The federal government this month sold a prime piece of real estate in Washington — for $19.5 million — after it sat vacant for 10 years.
The sale of the steam-generating plant, located in Georgetown with a spectacular view of the Potomac River, illustrates how slowly the federal government moves in disposing of the 55,000 to 77,000 vacant properties it owns or leases, Fox News reports.
In selling the properties off, the General Services Administration could save taxpayers $3 billion to $8 billion a year — as soon as an exact inventory has been completed, according to Fox.
No one knows exactly how many such properties the government owns or leases, Fox reports.
“These properties could be used first to consolidate agencies that now are in leased buildings,” D.C. Delegate Eleanor Holmes Norton told Fox.
“This is a problem that has been identified for years, and every time someone in the White House says ‘let's sell property,’ the red tape is simply too much for this process,” said Tom Schatz, of Citizens Against Government Waste.
At a hearing in the steam-generating plant last year, GOP Rep. Jeff Denham of California berated GSA officials about the drawn-out process of selling off buildings.
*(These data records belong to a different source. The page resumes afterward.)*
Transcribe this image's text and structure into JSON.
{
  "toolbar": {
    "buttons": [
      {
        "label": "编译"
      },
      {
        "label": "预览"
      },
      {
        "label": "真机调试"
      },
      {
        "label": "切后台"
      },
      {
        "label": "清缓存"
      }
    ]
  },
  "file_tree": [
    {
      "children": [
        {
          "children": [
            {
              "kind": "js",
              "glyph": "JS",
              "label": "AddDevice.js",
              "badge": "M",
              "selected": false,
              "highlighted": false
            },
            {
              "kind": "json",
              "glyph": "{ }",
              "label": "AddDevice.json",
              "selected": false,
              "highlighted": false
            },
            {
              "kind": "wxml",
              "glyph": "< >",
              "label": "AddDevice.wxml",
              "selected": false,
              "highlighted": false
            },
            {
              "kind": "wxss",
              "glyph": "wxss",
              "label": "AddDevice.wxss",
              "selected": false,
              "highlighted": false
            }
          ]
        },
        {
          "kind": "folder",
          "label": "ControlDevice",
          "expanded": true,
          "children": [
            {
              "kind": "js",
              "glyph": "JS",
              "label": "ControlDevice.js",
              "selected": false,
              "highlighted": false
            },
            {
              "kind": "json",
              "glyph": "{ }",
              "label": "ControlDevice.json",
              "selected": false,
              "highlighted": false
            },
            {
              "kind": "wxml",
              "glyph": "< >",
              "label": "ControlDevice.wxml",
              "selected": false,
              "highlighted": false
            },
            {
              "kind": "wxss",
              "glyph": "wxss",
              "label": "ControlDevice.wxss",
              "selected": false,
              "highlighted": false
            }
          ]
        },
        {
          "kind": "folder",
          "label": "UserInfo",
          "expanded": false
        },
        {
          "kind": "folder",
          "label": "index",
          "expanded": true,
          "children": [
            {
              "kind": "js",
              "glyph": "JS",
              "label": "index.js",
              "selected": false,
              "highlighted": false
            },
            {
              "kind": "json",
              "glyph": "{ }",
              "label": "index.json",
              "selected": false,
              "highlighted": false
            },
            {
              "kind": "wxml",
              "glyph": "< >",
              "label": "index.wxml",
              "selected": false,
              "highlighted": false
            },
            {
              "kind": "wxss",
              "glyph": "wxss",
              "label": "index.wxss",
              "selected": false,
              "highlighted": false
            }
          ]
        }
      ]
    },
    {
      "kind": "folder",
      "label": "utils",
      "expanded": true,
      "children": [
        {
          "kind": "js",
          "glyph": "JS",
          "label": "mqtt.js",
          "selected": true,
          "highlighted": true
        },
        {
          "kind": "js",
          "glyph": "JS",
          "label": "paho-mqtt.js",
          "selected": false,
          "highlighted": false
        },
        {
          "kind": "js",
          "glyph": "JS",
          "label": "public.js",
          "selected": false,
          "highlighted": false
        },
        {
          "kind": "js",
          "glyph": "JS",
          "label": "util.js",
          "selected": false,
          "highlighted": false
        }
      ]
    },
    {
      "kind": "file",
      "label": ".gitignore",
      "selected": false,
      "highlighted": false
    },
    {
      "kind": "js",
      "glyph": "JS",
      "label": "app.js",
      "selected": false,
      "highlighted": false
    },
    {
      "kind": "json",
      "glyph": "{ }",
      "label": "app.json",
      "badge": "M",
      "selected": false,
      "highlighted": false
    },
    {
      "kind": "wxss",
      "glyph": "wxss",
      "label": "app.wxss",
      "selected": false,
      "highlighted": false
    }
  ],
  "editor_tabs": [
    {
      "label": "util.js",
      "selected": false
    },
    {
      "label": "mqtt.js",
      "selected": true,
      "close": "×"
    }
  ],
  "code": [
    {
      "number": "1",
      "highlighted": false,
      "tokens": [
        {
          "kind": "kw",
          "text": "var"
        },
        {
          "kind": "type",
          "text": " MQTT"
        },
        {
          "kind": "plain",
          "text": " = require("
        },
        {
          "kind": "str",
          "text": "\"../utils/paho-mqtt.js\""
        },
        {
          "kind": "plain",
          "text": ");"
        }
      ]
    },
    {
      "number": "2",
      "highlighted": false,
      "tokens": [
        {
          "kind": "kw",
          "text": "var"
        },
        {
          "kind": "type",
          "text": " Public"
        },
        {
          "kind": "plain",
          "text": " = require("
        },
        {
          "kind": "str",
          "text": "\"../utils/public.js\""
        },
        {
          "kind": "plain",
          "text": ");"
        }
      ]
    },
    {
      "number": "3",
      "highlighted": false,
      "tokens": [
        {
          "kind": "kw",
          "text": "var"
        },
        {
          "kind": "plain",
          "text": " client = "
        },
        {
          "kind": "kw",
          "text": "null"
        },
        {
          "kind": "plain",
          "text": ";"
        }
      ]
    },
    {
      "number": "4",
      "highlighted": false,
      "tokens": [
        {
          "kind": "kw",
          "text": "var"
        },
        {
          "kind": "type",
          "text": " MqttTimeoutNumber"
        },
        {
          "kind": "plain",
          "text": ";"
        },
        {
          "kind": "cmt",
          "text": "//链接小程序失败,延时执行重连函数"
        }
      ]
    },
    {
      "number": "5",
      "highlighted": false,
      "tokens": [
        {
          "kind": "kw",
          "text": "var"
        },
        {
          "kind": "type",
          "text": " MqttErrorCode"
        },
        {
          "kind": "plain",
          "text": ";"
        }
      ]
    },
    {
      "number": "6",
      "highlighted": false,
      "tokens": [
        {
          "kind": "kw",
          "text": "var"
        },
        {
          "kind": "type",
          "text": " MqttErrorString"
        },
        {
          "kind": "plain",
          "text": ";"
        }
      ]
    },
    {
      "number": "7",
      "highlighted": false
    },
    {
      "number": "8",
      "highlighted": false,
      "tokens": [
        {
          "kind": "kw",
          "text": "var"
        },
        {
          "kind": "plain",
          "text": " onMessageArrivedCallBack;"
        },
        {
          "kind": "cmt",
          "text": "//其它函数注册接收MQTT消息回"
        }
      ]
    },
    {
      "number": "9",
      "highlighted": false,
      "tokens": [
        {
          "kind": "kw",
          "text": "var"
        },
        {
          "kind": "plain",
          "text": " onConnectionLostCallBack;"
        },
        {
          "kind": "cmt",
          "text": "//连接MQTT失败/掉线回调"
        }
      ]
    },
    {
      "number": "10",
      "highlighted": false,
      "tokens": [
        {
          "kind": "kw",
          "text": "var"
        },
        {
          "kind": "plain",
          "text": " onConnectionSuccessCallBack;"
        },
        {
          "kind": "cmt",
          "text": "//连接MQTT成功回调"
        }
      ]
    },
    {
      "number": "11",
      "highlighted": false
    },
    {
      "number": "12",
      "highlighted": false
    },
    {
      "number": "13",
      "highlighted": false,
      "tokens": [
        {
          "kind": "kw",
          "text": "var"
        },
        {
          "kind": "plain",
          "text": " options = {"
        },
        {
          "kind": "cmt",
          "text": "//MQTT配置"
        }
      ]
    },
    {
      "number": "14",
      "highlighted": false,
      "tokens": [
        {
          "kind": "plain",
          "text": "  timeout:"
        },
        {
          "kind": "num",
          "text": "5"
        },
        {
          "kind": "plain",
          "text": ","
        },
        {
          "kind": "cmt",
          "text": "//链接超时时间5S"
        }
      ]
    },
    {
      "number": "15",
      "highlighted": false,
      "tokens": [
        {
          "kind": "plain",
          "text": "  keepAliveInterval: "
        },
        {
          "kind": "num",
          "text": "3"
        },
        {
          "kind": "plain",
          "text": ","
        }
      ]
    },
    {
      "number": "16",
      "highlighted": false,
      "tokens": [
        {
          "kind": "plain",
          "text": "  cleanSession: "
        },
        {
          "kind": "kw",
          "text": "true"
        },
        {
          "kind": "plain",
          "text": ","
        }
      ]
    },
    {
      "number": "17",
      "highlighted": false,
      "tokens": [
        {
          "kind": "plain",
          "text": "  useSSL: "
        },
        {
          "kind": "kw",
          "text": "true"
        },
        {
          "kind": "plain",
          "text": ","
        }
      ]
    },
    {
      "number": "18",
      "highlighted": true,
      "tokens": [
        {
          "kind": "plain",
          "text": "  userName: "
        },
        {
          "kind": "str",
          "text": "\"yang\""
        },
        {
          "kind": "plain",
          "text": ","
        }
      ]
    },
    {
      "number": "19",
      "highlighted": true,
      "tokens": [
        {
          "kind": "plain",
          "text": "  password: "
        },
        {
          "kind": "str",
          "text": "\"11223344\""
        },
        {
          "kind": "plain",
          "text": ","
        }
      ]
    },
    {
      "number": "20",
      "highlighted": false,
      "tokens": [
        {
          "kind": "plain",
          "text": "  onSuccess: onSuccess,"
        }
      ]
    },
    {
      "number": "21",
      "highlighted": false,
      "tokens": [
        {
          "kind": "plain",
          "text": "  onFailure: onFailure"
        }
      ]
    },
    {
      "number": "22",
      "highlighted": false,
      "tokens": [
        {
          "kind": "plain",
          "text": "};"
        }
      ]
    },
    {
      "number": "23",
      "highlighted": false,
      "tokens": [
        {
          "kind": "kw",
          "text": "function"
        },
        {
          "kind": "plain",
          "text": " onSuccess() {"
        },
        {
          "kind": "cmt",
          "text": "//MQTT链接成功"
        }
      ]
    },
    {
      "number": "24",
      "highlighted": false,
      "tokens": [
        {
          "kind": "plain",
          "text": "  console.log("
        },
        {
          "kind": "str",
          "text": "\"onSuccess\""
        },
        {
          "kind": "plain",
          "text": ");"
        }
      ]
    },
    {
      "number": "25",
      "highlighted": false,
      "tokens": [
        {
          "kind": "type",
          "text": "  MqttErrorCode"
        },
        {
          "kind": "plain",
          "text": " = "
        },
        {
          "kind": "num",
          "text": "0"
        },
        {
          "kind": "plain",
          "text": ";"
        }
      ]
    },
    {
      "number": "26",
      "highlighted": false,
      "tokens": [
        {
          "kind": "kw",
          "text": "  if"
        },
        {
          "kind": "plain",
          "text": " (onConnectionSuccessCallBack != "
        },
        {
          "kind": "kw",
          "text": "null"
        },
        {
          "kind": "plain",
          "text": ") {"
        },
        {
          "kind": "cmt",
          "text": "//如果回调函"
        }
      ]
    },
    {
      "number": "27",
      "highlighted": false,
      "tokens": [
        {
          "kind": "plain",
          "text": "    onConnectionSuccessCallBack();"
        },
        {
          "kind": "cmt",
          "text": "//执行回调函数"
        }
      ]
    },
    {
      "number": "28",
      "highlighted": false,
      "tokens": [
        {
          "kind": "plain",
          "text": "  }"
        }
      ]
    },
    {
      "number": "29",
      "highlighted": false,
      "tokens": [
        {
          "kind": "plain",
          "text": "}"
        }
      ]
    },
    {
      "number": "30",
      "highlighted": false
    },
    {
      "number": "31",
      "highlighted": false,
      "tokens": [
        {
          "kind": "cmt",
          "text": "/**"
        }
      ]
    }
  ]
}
“You can't get your job done!” Denham said, according to Fox. “I don't care if it's a Republican or Democratic administration, the job is not getting done!”
The process has been hampered by a law Congress passed in 1987 that stipulates that unused government properties first had to be offered to other federal agencies, then to state agencies — and then for use as homeless shelters — before being put on the market, Fox reports.
“We spend about $8 billion a year maintaining properties that we have no use for,” Republican Sen. Tom Coburn of Oklahoma told Fox. “That $8 billion is just thrown down the drain, because we can't get past the homeless lobby to get a common-sense way to take care of their problems and allow us to unload properties.”
Norton, who serves in the House of Representatives, told Fox that the Oversight and Government Reform Committee has passed a bill to expedite the sales process.
“I think it has a good chance of getting all the way to the Senate,” she told Fox.